About this WINE
Thorne & Daughters
John “Thorne” Seccombe met his wife at university in Stellenbosch. Neither was studying to be a winemaker. They moved to the UK and it was there that John took his first winemaking steps, enrolling to study oenology at Plumpton College. He gained experience by working stages in Barossa, the Languedoc and California, as well as consulting for Ridgeview in the South Downs. In 2008, the couple moved back to the Cape to raise their two daughters, and in 2012 Thorne & Daughters was established.
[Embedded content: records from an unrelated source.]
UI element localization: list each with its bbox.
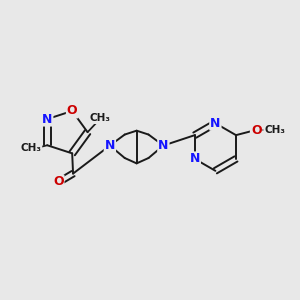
Text: N: N [158, 139, 169, 152]
Text: N: N [42, 112, 52, 126]
Text: CH₃: CH₃ [20, 143, 41, 153]
Text: N: N [190, 152, 200, 165]
Text: CH₃: CH₃ [264, 125, 285, 135]
Text: O: O [67, 104, 77, 118]
Text: O: O [251, 124, 262, 136]
Text: N: N [105, 139, 115, 152]
Text: O: O [53, 176, 64, 188]
Text: CH₃: CH₃ [90, 113, 111, 123]
Text: N: N [210, 117, 220, 130]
Unusually, John chose Roussanne as the leading lady in the blend of his principal wine, Rocking Horse, and grapes were sourced from vineyards in Stellenbosch, Swartland and Franschhoek. The first vintage of the South African allocation of this wine sold out within two weeks of being launched. The wines are uncompromising in character and are on the edge of being “natural”, but retain an elegance and precision that is exemplary, and sets them firmly at the forefront of South Africa’s New Wave movement.
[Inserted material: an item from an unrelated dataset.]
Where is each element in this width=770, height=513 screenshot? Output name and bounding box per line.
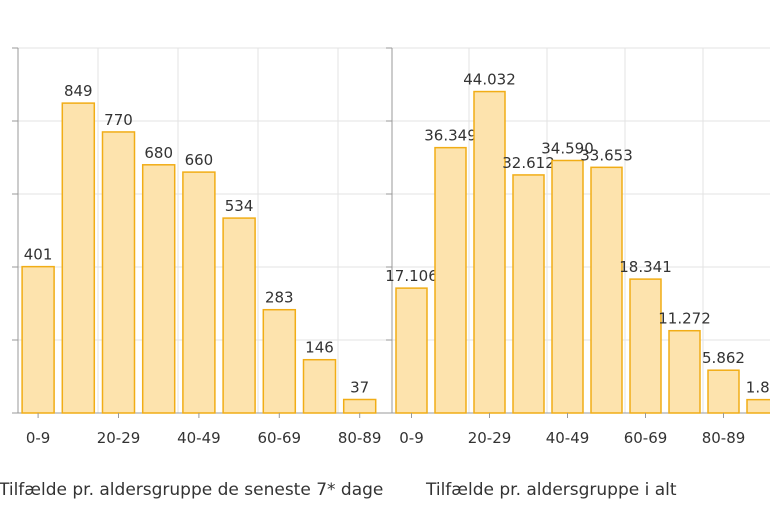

Roussanne is one of the most important white grape varieties in the Rhône Valley. It is a particularly pernickety grape to cultivate being a notoriously low yielder as well as being highly susceptible to rot. It is difficult to ripen, and seemingly prone to oxidation at every opportunity. Roussanne's name comes from its russet-coloured skin and it produces richly aromatic wines, often with fruit characteristics of lime and blossom.
In the northern Rhône it is typically blended with Marsanne to produce the white wines of Hermitage, Crozes-Hermitage, St-Joseph, and St-Péray. Generally Marsanne is the dominant partner and it lends colour, body and weight to the blend, as well as richly scented fruit, while Roussanne contributes bouquet, delicacy and finesse.
It is grown less extensively in the southern Rhône although it is one of the permitted varieties in Châteauneuf-du-Pape. There are plantings of Roussanne in the Languedoc and Rousillon and in the last decade the grape have been cultivated with particular success in California, where it is produced both as a single varietal and as a component of Rhône-style blends.